ICE Chief Wants Amazon-Style Mass Deportations: ‘Prime, But With Human Beings’
April 9, 2025
The top ICE official wants his agency to mass-deport undocumented migrants the same way that Amazon delivers packages—a fleet of trucks moving their cargo across the country with ruthless efficiency.
“We need to get better at treating this like a business,” ICE’s acting director, Todd Lyons, said at a border security conference in Arizona this week, according to The Arizona Mirror. He explained that he aspires to an immigrant removal process that is “like Prime, but with human beings,” referring to Amazon’s expedited delivery program.
Jeff Bezos, the firm’s multibillionaire owner, has been one of a number of America’s richest people who have been making an increasingly rightward turn since Donald Trump was elected. He donated a million dollars to Trump’s inauguration, and in February gave the opinion section of The Washington Post, the newspaper he owns, a MAGA makeover. He was rewarded with a $2.3 billion federal contract for his rocket company, Blue Origin, this week.
ICE did not immediately return a request seeking an explanation of the extent to which Lyons hopes to model the deportation operation off of Amazon.
Alongside Lyons, the 2025 Border Security Expo’s speaker list featured the other top Trump administration officials in charge of carrying the president’s deportation plan: Homeland Security Secretary Kristi Noem and “border czar” Tom Homan.
The expo afforded an opportunity for hundreds of technology and defense companies to show off their latest products related to border control as they sought to land government contracts. In his speech, Homan affirmed that Trump’s mass deportation effort would need to rely on the private sector.
“We need to buy more beds, we need more airplane flights and I know a lot of you are here for that reason,” he said, according to The Mirror, adding: “Let the badge and guns do the badge and gun stuff, everything else, let’s contract out.”
Homan struck a similar note earlier this week when he complained that Congress was not doling out enough funding to the removal operation.
“To do more, we got to buy more detention beds. We need more flights. We need more officers. We need more overtime,” he told Semafor Monday. “Bottom line is: The more money we get, the more successful we will be.”
At the expo, Homan also expressed his indignation at the pushback that the Trump administration has faced to its use of a wartime law from 1798, the Alien Enemies Act, as a basis to remove immigrants.

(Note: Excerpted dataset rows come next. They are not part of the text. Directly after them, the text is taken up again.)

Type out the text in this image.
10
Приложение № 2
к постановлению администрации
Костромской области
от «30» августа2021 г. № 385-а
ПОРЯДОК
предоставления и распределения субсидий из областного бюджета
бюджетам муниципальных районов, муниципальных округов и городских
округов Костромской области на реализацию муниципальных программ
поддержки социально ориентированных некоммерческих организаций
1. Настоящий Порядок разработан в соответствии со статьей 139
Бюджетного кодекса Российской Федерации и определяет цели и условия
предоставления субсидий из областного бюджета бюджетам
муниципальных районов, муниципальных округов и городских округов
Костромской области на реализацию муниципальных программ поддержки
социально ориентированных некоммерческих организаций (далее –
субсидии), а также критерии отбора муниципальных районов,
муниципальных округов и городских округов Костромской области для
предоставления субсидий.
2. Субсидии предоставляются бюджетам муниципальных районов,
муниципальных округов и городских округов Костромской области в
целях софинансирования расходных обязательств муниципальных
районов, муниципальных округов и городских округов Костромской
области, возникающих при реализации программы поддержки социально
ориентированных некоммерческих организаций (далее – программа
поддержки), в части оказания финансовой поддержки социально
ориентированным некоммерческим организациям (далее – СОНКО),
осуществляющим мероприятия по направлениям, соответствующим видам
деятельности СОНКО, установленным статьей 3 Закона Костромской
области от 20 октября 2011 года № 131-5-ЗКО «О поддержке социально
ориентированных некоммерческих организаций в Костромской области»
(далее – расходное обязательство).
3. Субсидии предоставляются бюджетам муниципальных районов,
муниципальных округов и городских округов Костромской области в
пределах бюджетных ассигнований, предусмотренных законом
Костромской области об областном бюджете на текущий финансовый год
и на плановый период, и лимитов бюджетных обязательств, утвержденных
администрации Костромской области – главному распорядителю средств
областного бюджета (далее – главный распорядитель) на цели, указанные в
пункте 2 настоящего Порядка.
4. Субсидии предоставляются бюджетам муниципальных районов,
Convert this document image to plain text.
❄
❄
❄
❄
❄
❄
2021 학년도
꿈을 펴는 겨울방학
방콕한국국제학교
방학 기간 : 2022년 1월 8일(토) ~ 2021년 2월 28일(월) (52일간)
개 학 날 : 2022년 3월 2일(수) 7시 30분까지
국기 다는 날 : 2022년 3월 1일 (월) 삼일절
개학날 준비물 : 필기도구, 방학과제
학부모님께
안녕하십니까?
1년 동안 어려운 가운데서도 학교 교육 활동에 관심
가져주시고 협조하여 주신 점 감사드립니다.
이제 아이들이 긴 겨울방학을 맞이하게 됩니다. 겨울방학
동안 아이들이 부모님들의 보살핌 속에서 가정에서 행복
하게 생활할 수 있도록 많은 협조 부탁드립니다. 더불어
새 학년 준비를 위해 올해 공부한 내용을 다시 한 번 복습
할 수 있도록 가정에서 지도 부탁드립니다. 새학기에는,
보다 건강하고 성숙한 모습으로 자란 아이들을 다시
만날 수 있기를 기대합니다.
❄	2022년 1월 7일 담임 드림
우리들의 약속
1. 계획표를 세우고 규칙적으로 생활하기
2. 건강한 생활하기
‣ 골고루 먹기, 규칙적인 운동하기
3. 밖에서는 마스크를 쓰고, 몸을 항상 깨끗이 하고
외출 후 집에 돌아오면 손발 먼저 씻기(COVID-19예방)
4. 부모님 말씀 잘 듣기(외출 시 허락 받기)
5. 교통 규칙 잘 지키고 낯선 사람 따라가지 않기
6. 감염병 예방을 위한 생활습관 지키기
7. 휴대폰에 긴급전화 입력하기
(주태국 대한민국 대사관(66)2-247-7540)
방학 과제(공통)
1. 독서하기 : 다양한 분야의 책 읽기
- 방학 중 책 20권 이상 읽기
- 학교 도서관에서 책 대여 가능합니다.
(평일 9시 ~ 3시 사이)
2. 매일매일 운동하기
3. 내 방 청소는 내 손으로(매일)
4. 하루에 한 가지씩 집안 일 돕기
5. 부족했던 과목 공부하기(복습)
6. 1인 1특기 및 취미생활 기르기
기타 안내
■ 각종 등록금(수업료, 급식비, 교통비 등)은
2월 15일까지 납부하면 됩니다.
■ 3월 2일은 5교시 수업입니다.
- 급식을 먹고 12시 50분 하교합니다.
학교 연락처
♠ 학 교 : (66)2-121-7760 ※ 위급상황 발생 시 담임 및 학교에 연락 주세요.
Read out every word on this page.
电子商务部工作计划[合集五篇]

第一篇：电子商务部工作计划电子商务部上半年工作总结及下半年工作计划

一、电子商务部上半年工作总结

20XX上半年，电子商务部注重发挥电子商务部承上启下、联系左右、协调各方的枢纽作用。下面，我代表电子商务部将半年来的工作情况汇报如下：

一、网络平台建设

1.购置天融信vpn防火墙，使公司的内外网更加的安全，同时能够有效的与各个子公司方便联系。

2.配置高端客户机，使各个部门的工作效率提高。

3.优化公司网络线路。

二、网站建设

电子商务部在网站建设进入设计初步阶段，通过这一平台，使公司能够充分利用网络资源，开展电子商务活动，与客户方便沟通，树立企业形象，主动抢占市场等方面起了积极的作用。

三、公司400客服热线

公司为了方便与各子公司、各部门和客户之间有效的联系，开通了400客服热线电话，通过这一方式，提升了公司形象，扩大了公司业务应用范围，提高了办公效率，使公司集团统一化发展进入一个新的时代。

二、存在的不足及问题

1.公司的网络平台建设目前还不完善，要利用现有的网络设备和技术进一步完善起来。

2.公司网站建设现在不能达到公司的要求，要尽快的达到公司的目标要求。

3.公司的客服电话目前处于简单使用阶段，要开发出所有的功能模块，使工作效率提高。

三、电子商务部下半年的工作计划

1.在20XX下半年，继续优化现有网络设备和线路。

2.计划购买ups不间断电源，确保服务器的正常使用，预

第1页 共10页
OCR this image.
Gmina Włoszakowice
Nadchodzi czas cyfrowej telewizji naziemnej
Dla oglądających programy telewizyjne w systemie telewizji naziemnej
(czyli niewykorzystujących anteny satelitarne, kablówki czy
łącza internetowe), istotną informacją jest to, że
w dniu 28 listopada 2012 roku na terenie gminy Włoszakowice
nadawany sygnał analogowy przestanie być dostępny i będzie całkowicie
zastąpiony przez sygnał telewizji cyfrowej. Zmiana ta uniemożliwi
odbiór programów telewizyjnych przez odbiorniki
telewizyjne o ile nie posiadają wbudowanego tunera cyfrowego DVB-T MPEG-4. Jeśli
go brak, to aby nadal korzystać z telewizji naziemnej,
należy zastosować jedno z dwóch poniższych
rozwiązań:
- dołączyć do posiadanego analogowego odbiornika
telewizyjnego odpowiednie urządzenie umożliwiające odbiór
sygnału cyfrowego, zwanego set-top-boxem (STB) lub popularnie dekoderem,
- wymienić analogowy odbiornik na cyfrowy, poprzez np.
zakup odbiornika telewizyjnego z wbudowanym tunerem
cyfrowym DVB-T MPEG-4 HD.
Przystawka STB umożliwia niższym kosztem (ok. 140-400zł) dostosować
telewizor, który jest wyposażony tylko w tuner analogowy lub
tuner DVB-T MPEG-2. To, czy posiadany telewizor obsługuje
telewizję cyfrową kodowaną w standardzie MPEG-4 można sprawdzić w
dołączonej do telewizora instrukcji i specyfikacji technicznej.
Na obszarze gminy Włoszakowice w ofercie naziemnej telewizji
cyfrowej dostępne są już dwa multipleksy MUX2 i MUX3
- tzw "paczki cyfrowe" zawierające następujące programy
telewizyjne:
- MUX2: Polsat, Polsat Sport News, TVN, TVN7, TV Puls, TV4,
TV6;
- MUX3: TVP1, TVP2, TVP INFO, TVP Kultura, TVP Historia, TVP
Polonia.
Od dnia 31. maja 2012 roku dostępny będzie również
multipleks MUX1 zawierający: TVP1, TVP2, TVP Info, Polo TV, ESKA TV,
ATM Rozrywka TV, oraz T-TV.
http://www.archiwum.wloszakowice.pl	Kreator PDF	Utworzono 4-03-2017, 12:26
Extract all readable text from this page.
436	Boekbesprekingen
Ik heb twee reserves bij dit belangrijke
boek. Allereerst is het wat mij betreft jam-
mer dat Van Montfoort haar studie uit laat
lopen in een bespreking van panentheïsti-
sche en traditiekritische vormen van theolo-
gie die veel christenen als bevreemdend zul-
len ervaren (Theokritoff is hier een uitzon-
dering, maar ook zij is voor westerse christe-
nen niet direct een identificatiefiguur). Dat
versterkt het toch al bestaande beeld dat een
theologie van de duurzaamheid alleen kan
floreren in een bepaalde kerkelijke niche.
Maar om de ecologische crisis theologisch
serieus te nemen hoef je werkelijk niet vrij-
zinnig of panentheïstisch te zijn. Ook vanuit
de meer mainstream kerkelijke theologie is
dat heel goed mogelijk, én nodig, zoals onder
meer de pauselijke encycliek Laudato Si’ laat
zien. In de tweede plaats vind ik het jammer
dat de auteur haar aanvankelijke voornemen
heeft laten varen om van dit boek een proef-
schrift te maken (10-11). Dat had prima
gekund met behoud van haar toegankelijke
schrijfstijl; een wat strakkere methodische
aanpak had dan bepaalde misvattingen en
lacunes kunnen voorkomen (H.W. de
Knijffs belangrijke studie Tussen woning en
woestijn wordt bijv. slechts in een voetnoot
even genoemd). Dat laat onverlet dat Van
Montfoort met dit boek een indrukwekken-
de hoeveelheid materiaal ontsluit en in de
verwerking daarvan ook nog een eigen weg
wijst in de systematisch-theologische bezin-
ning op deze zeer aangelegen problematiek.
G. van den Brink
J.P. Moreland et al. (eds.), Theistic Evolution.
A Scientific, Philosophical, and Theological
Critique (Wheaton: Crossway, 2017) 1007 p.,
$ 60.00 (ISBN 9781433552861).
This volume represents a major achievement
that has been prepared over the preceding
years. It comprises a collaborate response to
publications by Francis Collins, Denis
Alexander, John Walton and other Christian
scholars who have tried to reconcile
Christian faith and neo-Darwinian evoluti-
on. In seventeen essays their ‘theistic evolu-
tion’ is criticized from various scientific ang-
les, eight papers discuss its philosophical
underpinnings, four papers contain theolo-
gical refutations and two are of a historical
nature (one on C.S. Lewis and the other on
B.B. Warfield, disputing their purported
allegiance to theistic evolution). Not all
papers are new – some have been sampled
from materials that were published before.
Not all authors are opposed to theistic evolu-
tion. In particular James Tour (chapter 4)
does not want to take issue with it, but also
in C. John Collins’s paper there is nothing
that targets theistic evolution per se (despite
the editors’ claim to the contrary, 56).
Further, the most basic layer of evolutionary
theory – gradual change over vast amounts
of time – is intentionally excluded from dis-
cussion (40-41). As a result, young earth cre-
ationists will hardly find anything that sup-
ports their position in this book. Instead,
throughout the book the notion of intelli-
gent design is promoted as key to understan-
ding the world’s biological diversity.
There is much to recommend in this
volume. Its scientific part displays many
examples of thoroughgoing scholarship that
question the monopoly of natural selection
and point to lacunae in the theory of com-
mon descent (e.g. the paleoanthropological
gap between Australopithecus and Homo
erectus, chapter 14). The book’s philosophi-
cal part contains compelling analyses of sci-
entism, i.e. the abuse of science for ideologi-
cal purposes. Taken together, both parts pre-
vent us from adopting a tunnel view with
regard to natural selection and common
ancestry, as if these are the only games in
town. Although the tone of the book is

“That is a law enacted by Congress, and we are using that,” he said. The conservative-laden Supreme Court ruled shortly before Homan was due to speak that for the time being Trump could continue to deport under the law—although Trump nominee Amy Coney Barrett sided against him, joining the court’s liberal wing.
For his part, Lyons said that the act was “amazing” for how much it sped up the deportation process.
When Noem’s time to speak came, she previewed her aspiration to raise the deportation operation to an even greater level of efficiency, vowing to put the endeavor “on steroids.” She said that the administration plans to deploy “new technology,” including biometrics, The Mirror reported.
For Noem, who was announced late as a keynote speaker, the trip to Phoenix served a double purpose. Alongside the conference, she found time to grab a rifle and pose for yet another social media photo-op, tagging along on an ICE raid.